The model doesn't perceive the complete image of a train or the text "boxcar"; instead, it processes numerical tokens that abstractly represent different aspects or parts of the image and text.
Turns out that is good enough. Models processing the numerical representation (tokens) of images are beating humans at object recognition tests.
That's great, but object recognition sounds like a gig on Mechanical Turk. What if we specialized?
Imagine if the training data consisted of detailed time series data of a stock's movement alongside the news for the past week. The transformer model might spot patterns between these seemingly abstract tokens that we can't see. Or what if we trained the model to output tokens corresponding to actions? We'll look at projects exploring this in the next section.
Transformers Bridging the Gap Across Modalities
Specialized models like ChatGPT for text, DALL-E for images, and Whisper for audio have already demonstrated human-level capabilities in their respective domains. But in the real world, humans have to act across modalities. We instinctively jump out of the way when we hear a car horn, and we can easily figure out what to do when someone asks, "Can I have some water?"
Researchers are now exploring ways to train models that can understand and combine tokens from various modalities. DeepMind's Robotic Transformer (RT-2) is a prime example of this effort. RT-2 is designed to take in both images and natural language instructions, allowing it to interpret and respond to user commands by performing rudimentary reasoning. The researchers found that RT-2 shows generalization capabilities beyond the robotic data it was exposed to. But for robots to interact with the world, they need to do more than just sense their surroundings; they must take action. To address this, researchers trained RT-2 to output specific tokens corresponding to actions the robot can take. This enables the model to bridge the gap between perception and action, bringing us one step closer to creating robots that could one day fold our laundry.
Another exciting application of transformers that combines modalities is time series forecasting. TimeGPT, a project focused on using transformers for time series data, aims to predict future values based on historical patterns.
In a typical company, knowledge work involves processing, evaluating, and acting on various types of documents, such as PDFs, tables, and infographics. Adept.AI, a company founded by Google engineers, is building models that can understand and interact with complex documents. By training these models to navigate and take action in common workplace software and applications, Adept.AI is paving the way for transformers to automate and streamline knowledge work.

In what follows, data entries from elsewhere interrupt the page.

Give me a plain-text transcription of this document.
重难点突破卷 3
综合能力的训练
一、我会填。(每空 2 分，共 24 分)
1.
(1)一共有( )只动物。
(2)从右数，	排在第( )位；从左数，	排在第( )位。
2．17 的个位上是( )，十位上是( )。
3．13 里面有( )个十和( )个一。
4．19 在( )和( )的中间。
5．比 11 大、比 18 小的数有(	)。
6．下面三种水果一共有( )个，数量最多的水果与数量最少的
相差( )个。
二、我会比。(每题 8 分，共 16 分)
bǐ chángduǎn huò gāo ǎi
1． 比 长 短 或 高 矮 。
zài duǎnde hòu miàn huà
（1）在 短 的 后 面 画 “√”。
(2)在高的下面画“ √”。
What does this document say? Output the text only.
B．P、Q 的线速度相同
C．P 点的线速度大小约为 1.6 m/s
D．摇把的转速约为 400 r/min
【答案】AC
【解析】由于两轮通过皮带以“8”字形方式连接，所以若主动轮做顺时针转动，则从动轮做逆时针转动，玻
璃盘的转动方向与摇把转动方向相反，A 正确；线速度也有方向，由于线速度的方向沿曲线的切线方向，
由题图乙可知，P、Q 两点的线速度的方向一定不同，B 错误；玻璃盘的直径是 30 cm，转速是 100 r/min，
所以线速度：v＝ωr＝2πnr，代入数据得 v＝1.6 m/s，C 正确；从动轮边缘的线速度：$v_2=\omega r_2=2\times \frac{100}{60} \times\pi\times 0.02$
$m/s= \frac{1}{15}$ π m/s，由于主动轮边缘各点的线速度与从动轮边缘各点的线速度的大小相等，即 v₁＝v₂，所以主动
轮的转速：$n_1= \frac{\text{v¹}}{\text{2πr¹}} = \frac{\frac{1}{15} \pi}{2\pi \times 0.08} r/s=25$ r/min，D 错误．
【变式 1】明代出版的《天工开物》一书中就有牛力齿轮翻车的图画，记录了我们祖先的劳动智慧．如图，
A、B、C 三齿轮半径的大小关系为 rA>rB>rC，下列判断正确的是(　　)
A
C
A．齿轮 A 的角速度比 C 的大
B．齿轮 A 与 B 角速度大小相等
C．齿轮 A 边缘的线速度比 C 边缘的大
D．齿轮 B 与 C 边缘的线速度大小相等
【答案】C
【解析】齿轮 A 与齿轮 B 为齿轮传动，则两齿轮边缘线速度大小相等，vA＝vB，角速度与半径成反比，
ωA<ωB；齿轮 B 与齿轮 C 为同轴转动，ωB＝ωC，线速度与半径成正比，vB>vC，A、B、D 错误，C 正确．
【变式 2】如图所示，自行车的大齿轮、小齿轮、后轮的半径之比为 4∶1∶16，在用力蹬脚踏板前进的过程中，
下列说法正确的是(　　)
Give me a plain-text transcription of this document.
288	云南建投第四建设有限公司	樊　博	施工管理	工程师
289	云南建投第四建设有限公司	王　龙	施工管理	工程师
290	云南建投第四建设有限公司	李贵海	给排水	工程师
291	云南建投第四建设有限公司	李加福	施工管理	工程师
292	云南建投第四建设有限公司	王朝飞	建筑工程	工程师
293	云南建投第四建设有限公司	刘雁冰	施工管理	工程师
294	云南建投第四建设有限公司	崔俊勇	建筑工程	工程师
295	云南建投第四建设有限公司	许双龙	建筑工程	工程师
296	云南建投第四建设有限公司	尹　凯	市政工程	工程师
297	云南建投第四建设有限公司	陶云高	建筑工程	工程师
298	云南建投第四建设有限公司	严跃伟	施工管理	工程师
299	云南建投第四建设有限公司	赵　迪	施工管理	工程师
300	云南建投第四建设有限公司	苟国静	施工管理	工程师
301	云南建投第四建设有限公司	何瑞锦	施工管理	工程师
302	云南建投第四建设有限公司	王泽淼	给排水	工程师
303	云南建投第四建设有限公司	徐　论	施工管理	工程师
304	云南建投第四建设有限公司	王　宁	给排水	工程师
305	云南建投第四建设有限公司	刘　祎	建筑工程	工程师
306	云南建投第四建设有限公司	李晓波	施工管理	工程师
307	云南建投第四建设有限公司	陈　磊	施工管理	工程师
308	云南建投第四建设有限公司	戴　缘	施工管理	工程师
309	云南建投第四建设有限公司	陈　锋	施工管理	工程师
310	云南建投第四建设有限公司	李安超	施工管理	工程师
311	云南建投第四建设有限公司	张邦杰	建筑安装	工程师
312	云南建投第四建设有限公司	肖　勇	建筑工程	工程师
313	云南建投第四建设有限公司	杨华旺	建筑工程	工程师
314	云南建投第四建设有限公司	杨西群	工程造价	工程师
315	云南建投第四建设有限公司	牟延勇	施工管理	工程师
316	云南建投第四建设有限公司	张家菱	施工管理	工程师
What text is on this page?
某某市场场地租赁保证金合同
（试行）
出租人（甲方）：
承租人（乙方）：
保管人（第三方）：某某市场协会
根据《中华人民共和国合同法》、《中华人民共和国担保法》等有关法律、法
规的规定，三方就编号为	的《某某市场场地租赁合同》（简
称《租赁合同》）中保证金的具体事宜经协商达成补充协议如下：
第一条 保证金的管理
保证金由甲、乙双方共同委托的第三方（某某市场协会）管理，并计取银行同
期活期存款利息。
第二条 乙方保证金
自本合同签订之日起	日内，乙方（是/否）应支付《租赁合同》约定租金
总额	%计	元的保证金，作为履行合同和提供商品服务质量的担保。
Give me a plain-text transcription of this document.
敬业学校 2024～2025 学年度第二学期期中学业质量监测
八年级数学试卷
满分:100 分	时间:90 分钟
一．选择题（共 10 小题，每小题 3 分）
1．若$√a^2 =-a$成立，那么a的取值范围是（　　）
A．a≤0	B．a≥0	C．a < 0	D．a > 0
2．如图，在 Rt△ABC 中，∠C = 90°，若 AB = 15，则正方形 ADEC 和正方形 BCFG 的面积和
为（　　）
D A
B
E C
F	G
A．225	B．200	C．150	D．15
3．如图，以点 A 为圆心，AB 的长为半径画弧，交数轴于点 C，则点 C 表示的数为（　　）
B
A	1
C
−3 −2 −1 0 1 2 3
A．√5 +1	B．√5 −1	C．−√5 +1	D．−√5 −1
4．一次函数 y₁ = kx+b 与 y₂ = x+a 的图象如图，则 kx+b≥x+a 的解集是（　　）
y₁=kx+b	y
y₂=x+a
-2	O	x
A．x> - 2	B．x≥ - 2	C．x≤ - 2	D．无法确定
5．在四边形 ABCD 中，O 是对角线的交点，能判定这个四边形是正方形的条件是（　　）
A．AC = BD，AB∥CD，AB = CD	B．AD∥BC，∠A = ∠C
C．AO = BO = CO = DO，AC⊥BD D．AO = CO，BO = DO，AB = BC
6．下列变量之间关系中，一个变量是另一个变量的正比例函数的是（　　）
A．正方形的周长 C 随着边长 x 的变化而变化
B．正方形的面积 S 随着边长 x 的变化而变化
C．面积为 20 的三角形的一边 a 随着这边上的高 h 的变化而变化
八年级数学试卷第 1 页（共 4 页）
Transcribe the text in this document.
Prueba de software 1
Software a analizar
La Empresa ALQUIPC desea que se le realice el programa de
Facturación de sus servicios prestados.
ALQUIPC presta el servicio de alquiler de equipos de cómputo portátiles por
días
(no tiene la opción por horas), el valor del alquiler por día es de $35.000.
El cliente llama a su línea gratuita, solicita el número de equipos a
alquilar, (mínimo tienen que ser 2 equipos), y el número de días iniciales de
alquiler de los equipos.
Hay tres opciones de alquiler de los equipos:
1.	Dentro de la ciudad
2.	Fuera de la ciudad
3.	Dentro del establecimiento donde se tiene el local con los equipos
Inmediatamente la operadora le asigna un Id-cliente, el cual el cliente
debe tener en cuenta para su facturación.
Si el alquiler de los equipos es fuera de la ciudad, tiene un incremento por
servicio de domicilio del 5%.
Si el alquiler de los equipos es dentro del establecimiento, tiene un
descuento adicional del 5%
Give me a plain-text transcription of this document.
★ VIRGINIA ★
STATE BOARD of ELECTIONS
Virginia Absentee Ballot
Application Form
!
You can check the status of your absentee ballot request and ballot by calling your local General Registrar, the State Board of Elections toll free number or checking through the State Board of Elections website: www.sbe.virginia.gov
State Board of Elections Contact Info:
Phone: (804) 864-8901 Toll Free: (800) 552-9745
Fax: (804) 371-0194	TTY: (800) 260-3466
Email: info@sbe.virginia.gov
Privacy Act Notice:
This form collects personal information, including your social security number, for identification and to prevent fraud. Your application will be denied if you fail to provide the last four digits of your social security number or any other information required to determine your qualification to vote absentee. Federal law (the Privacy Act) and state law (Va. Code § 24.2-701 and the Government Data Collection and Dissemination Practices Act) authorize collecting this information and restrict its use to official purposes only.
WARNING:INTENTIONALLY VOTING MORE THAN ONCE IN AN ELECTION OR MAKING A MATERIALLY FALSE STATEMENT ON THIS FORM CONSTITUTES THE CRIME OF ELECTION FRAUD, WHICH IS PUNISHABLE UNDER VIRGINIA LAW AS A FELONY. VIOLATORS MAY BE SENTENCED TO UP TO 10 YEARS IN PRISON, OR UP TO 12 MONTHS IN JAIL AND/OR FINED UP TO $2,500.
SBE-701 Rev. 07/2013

As we explore transformers' potential, it's hard not to draw parallels to Calvin's magical transmogrifier. Just as the transmogrifier can transform any object into another, transformers have the power to change the way we process and generate digital data across various modalities. From language and vision to robotics and time series forecasting, transformers are proving to be versatile and powerful tools.
In one memorable scene from Calvin and Hobbes, Calvin tells Hobbes that if he needed to add more types of transformations, there is space on the cardboard box to write them in. This statement encapsulates the boundless possibilities that transformers hold. As researchers and engineers continue to push the boundaries of what transformers can do, they are essentially filling in that empty space on the metaphorical cardboard box, unlocking new applications and capabilities that were once thought impossible.